S’agissant des armes antinavires, le missile Anti-navire supersonique (Matra ANS) développé en coopération par l’Allemagne et la France, est appelé à succéder à l’Exocet à partir de 1998. Très manœuvrant et résistant aux contre-mesures adverses, il aura une capacité de pénétration accrue. Ce missile sera propulsé par un statoréacteur à accélérateur intégré qui lui permettra d’atteindre trois fois la vitesse du son. Il pourra être lancé par différents porteurs : bâtiments, aéronefs, batteries côtières.
En lutte ASM, le missile porte-torpille Milas, successeur du Malafon, construit en coopération avec l’Italie, devrait être opérationnel au milieu de la décennie et embarqué sur les frégates actuelles modernisées, puis au siècle prochain, sur la nouvelle génération de bâtiments ASM.
Quant aux armes antiaériennes, c’est le système surface-air antimissiles SAAM (Système Anti-Air Missile) qui doit retenir l’attention.
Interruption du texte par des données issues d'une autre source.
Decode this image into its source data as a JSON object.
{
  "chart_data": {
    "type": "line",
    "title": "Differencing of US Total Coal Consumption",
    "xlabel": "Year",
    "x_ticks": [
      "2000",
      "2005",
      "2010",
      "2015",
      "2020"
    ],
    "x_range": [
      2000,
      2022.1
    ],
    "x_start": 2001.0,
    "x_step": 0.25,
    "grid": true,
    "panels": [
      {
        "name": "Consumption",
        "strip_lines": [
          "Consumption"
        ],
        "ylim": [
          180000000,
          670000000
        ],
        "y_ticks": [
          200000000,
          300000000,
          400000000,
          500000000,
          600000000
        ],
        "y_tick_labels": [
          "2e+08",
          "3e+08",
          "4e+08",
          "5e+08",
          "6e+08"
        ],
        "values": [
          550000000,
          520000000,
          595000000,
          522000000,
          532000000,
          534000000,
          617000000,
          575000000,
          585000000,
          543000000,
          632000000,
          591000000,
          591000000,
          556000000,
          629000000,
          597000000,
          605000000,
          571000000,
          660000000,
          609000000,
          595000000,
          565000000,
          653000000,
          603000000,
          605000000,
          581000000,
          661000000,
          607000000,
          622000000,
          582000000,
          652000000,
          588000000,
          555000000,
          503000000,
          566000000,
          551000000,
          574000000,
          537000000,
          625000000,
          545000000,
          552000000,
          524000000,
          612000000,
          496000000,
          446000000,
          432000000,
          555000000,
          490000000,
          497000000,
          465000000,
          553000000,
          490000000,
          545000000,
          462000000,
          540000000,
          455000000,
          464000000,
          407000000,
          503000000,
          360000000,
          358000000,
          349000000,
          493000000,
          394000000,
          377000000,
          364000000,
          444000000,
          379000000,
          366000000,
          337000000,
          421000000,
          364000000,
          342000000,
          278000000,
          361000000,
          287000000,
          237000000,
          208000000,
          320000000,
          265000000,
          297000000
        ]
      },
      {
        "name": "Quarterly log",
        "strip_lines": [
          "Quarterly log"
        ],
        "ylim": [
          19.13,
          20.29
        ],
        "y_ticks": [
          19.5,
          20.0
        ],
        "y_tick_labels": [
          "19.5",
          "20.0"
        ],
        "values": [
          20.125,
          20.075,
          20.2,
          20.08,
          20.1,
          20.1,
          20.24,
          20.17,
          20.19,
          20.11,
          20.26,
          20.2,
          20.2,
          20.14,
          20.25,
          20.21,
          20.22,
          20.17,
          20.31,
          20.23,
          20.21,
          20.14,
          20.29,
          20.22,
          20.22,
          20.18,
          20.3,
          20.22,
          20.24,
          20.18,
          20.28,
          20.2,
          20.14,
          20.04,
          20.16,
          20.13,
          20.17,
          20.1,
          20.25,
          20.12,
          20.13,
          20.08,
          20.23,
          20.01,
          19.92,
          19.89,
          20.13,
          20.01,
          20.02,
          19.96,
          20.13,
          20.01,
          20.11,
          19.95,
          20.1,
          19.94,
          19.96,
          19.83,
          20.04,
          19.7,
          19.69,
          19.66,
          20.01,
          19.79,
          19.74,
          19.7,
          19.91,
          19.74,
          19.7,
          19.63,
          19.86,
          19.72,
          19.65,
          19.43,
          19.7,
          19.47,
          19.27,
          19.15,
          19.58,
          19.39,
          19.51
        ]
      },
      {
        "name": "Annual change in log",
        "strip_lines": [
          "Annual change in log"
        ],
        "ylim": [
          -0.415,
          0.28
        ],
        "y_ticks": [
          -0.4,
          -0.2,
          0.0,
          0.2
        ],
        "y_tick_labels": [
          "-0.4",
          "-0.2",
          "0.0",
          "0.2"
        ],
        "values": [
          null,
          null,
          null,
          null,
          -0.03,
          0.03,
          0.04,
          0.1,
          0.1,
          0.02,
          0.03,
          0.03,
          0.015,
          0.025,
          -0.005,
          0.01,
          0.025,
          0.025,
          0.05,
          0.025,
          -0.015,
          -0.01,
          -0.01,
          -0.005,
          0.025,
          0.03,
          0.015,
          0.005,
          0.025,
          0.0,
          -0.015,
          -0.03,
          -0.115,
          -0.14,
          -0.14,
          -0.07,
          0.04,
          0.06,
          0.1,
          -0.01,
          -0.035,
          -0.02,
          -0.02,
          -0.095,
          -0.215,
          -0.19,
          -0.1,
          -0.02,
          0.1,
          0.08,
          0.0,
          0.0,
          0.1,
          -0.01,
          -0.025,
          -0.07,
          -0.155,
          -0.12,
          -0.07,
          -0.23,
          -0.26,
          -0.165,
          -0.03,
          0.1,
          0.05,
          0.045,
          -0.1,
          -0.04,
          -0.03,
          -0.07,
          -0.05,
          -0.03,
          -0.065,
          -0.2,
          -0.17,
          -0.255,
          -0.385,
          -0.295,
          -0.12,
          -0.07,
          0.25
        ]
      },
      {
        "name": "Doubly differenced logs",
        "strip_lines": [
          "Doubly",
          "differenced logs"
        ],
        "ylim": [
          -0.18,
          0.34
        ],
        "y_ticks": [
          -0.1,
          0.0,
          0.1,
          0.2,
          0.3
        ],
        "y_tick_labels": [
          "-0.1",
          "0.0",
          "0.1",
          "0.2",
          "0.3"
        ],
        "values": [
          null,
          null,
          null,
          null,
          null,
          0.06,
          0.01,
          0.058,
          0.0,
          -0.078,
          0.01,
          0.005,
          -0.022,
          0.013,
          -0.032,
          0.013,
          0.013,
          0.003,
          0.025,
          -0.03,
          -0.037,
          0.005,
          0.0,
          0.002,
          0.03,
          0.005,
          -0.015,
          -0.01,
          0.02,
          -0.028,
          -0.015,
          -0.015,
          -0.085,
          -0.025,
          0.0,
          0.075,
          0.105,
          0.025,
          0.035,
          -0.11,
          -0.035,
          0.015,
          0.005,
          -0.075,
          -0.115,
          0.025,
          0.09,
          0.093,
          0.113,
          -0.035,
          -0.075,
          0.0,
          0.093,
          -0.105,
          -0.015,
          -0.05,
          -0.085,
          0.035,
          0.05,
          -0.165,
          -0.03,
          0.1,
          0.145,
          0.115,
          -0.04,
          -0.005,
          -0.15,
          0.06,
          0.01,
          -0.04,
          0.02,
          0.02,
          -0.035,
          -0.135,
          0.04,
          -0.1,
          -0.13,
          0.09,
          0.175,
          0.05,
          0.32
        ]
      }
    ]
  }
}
Développé en coopération avec l’Italie, il assurera l’autoprotection du porte-avions Charles-de-Gaulle et des grands bâtiments de combat contre la menace des missiles antinavires de deuxième génération, y compris les missiles à vol rasant et à fort piqué final. Un Système Sol-air moyenne-portée naval (SAMP/N), dérivé de la version terrestre, est également envisagé par les deux partenaires. Il devrait équiper les futures frégates antiaériennes.
Cette rapide visite serait incomplète si l’on ne faisait état des moyens de guerre électronique ou des systèmes de communication et de commandement. Les concepteurs trouvent dans ces domaines des solutions originales à la mesure des problèmes fort complexes qui leur sont posés. Le Système numérique de transmissions intérieures (SNTI), dont sera doté le Charles-de-Gaulle, en est une illustration parmi d’autres.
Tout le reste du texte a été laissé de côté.